Larger than the average bear: there's a 2-kilometer-wide bear's face on the surface of Mars, space scientists say / © NASA/JPL-Caltech/UArizona/AFP
Yogi, Paddington and Winnie the Pooh, move over. There's a new bear in town. Or on Mars, anyway.
The beaming face of a cute-looking teddy bear appears to have been carved into the surface of our nearest planetary neighbor, waiting for a passing satellite to discover it.
And when the Mars Reconnaissance Orbiter passed over last month, carrying aboard the most powerful camera ever to venture into the Solar System, that's exactly what happened.

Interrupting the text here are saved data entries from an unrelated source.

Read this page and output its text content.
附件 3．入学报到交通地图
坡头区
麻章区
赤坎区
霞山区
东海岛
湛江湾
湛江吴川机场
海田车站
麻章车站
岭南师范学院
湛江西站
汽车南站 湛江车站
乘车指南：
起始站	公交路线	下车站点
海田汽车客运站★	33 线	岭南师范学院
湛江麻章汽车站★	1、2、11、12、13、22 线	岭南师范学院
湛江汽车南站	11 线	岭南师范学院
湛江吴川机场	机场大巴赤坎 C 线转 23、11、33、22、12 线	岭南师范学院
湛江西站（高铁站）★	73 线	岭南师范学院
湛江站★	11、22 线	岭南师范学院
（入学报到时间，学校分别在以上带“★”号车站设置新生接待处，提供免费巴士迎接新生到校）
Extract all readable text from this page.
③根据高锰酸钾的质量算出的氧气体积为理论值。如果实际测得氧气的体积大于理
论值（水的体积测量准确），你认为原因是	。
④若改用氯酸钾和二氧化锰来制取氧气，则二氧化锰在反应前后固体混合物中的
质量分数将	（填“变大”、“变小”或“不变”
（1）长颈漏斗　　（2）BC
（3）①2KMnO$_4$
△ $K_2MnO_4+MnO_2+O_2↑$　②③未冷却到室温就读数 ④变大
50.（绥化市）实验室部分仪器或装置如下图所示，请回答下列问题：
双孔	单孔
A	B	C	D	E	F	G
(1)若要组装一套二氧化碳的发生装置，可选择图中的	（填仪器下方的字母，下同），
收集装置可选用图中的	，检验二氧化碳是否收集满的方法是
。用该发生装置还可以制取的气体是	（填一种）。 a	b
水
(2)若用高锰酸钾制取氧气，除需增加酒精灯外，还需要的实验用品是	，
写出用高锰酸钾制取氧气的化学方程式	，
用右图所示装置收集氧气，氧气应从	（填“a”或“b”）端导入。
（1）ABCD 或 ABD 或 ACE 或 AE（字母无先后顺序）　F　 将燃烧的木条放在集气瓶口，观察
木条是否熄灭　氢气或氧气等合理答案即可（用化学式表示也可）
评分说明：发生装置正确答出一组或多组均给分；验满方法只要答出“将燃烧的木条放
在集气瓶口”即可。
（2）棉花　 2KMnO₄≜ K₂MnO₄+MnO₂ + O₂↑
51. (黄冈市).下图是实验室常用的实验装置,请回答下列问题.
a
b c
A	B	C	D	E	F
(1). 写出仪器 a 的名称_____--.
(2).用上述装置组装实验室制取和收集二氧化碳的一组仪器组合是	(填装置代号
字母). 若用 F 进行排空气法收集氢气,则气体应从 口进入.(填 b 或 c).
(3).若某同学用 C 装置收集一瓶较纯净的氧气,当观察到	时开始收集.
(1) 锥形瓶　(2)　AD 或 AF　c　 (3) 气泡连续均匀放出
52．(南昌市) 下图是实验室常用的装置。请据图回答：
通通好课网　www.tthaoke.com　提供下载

Scientists operating the HiRISE (High Resolution Imaging Science Experiment), which has been circling Mars since 2006, crunched the data that made it back to Earth, and have now published a picture of the face.
"There's a hill with a V-shaped collapse structure (the nose), two craters (the eyes), and a circular fracture pattern (the head)," said scientists at the University of Arizona, which operates the kit.
Each one of the features in the 2,000-meter (1.25-mile)-wide face has a possible explanation that hints at just how active the surface of the planet is.
"The circular fracture pattern might be due to the settling of a deposit over a buried impact crater," the scientists said.
"Maybe the nose is a volcanic or mud vent and the deposit could be lava or mud flows?"
HiRISE, one of six instruments aboard the Orbiter, snaps super-detailed pictures of the Red Planet helping to map the surface for possible future missions, either by humans or robots.
Over the last ten years the team has managed to capture images of avalanches as they happened, and discovered dark flows that could be some kind of liquid.
They've also found dust devils twirling across the Martian surface, as well as a feature that some people thought looked a lot like Star Trek's Starfleet logo.
One thing they have not found, however, is the little green men who were once popularly believed to inhabit the planet.